Elon Musk's SpaceX has been accused of acting like the 'universe's biggest Ponzi scheme' after Nasdaq-100 inclusion pushed its shares into millions of retirement-linked funds, even as the stock slipped from its early highs this week.

The charge, centres on the risk that ordinary investors were pulled into SpaceX exposure without knowingly choosing it, a point that has set off a sharp debate over index rules and passive investing.

SpaceX And The Nasdaq-100

The news came after Nasdaq said on 26 June that SpaceX would be added to the Nasdaq-100 before trading opens on 7 July, under the exchange's newer fast-entry framework for newly listed large-cap companies. It was reported that the revised rules, introduced in May, were designed to speed up the inclusion of very large new listings that meet the index's market-cap thresholds.

Index funds tracking the Nasdaq-100 must buy whatever the benchmark adds, whether their investors have ever heard of the company or not.

Elon Musk at SpaceX IPO Press Conference
Elon Musk, CEO of SpaceX, addresses the media during a press conference about the company's historic $1.75 trillion IPO, which will begin trading on Nasdaq under the ticker "SPCX" on June 12, 2026. Daniel Oberhaus/Wikimedia Commons

In this case, the argument is that Americans saving through retirement plans, pensions and university endowments are being automatically dragged into SpaceX ownership through funds that mirror the index.
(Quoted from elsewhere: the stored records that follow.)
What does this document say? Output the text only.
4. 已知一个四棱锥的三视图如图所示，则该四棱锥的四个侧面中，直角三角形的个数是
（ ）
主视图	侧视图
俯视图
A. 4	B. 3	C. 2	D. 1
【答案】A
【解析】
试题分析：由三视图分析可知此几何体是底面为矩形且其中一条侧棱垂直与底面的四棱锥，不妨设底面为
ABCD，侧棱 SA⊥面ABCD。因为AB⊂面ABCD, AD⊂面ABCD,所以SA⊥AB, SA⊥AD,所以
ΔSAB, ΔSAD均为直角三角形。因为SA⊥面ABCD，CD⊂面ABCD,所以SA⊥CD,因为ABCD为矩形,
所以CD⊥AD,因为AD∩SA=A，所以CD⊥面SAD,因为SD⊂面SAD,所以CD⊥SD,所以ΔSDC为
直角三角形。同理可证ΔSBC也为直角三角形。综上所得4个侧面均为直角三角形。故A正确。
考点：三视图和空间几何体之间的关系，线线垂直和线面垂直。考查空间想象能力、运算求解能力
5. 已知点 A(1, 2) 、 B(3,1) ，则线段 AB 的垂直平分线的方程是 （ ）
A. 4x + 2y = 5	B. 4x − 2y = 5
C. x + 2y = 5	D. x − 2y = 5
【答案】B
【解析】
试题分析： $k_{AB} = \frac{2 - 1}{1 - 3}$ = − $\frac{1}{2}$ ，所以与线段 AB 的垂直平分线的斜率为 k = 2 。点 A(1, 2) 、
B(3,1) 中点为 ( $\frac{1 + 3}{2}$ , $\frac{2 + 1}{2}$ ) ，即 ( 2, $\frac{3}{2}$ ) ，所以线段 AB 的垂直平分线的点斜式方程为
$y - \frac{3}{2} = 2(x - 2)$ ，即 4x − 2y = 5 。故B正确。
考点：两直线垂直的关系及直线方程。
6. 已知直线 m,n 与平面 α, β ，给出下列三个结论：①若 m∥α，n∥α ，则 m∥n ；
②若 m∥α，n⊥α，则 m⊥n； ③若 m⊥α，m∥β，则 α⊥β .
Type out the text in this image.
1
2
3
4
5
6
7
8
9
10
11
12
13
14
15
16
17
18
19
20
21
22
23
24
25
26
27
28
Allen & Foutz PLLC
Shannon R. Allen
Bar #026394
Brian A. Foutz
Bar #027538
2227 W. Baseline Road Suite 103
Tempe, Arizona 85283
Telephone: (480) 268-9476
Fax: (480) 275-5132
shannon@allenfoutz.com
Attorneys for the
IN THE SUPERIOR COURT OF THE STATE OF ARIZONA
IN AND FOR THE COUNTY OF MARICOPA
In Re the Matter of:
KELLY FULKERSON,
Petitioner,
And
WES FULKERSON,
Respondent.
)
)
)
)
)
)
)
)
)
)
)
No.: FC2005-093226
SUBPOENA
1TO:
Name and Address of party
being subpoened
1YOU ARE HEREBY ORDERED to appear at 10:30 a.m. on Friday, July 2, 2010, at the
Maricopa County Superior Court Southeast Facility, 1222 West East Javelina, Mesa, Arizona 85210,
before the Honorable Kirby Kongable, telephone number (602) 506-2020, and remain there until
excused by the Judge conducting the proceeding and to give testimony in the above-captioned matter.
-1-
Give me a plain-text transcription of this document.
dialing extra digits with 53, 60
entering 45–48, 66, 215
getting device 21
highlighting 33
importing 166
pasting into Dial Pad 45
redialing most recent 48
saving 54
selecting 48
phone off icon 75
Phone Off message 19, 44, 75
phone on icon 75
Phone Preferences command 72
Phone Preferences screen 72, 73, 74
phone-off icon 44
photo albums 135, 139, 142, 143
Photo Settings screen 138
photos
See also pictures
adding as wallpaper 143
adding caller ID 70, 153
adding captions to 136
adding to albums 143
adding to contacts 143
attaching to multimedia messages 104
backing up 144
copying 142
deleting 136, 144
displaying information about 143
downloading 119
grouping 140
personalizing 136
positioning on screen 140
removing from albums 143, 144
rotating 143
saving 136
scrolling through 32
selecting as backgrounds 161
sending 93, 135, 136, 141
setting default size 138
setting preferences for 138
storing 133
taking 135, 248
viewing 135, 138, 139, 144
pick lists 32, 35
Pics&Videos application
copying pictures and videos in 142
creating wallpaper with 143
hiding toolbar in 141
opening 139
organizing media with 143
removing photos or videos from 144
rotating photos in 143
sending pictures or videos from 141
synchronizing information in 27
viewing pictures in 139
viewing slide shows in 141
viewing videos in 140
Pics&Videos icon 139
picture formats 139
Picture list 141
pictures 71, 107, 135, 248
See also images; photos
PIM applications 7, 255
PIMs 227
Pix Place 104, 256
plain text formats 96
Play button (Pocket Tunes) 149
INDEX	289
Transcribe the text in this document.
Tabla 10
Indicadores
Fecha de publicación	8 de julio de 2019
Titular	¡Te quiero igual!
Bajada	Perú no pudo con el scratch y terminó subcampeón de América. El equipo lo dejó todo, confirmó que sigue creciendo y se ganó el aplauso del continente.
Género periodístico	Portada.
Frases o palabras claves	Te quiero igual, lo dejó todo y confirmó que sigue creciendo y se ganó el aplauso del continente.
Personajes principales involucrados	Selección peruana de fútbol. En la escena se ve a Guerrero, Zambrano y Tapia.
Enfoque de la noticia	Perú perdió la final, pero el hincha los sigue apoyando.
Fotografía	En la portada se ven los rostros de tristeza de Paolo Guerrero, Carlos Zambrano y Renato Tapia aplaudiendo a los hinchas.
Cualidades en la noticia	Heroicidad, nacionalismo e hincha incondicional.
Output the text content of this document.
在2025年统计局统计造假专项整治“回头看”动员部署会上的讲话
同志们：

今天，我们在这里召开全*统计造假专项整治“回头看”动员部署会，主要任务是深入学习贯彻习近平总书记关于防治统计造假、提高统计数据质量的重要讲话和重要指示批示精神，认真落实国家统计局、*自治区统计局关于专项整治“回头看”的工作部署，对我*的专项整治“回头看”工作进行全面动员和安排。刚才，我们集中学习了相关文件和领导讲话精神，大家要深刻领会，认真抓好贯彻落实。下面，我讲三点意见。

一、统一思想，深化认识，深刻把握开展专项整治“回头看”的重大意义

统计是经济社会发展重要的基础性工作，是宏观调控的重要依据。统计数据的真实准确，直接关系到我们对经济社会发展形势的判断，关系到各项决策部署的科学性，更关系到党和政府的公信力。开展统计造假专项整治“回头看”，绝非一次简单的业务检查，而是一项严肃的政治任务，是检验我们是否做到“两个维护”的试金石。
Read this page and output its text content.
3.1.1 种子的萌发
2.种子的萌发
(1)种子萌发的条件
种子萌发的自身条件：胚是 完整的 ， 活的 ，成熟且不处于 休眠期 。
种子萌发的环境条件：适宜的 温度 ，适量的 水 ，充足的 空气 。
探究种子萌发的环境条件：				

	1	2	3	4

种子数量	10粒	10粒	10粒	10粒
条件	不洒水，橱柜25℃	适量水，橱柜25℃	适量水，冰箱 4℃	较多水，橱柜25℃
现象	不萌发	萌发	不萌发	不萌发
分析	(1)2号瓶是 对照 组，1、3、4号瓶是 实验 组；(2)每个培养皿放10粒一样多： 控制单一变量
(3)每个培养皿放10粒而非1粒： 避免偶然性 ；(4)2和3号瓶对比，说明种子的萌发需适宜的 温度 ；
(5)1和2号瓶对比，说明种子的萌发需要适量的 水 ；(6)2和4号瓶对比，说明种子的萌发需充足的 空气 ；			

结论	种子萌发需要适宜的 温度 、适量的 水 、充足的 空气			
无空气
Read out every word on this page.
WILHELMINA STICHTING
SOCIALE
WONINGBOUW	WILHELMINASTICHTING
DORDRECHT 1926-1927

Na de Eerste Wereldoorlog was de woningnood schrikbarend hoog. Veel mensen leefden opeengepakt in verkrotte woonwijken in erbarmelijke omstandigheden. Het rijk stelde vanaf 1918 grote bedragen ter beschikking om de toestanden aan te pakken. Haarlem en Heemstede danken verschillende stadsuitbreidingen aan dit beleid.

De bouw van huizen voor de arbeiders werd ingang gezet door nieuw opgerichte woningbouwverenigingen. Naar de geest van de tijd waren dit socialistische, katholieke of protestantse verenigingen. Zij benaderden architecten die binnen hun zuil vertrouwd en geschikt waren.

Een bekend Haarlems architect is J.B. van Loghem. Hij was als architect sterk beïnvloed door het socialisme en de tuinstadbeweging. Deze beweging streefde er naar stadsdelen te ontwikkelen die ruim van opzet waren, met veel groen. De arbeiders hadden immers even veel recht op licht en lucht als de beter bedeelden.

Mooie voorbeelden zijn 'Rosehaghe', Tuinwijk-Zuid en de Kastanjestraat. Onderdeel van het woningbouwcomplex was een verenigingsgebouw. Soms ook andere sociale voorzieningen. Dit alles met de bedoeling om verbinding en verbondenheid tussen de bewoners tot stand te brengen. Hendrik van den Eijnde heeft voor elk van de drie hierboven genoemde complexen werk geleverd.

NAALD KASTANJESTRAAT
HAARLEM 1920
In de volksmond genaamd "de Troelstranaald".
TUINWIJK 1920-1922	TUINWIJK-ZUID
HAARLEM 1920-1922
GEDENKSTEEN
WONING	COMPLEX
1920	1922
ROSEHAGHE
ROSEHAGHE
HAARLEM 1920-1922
It is not subtle, and it is not especially charming either.

SpaceX went public on 12 June at $135 (£100) a share, in what described as a record-breaking $75 billion (£55.9 billion) IPO. The article supplied for rewriting says the stock then slipped 6.8% to $149.47 (£111.40) on its first day of trading on the Nasdaq-100, still above the IPO price but below an earlier peak above $200 (£1499.06) and under the $150 (£111.80) level where trading began on 12 June.

That weaker showing disappointed investors who had expected index inclusion to provide a cleaner lift.

The Retirement Fund Problem

The core concern is not just whether SpaceX has a volatile share price. It is the idea that passive funds are now required to buy a company whose valuation, governance and financing needs may still be in flux.

The article supplied for rewriting claims this has effectively forced Americans into a wager they did not knowingly place, and that is the bit that will make plenty of retirement savers spit out their tea.

It was reported on 18 June that SpaceX's bankers were preparing a bond sale of at least $20 billion (£14.9 billion), later lifted to $25 billion (£18.63 billion), to refinance a bridge loan and support the company's expansion into artificial intelligence.

Elon Musk
Elon Musk loses trillionaire status as global tech slump hits SpaceX. Wikimedia Commons

It was reported that the debt deal drew huge demand, but also raised questions about capital spending, refinancing pressure and investor concentration risk. This combination, new equity exposure on one side and fresh debt on the other, has made the capital structure look rather busy, and a touch mad.

Insiders, including Musk and reportedly some senior Trump officials, can sell sooner than usual because of how the IPO was structured. No source independently confirms that claim, so it should be treated with caution. Still, the broader point stands that insiders may be able to monetise early while index funds and ordinary savers are left holding the bag for longer.

What Happens Next For SpaceX

Nasdaq confirmed the SpaceX addition on 26 June, the move would trigger a wave of passive buying when the stock enters the benchmark on 7 July.

The company is expected to land in the index with a relatively modest weighting, but even a small weight in a major benchmark can translate into significant flows because the funds involved are enormous. This is how passive money works, quietly and mechanically, until suddenly it does not.

SpaceX
A Starlink VP sharply criticised China over an uncoordinated satellite deployment, which led to a perilous 200-metre close approach with one of its spacecraft. Pexels

There is also the market backdrop to consider. The Nasdaq composite fell 1.2%, the S&P 500 dropped 0.4% and the Dow slipped 0.2% on the day SpaceX's performance disappointed.

Broader weakness may have softened the blow, but investors had already been nervous for weeks after reports of SpaceX's financing plans and the heavy use of debt to support the company's ambitions.

At root, the story is less about one awkward trading day than about how modern index investing now shapes corporate power.

If a huge company can be pushed into retirement funds through a rule change, then rewarded with automatic demand, the line between market structure and market manipulation starts to blur, at least politically. That is the uncomfortable stuff hanging over SpaceX now, and it is not going away any time soon.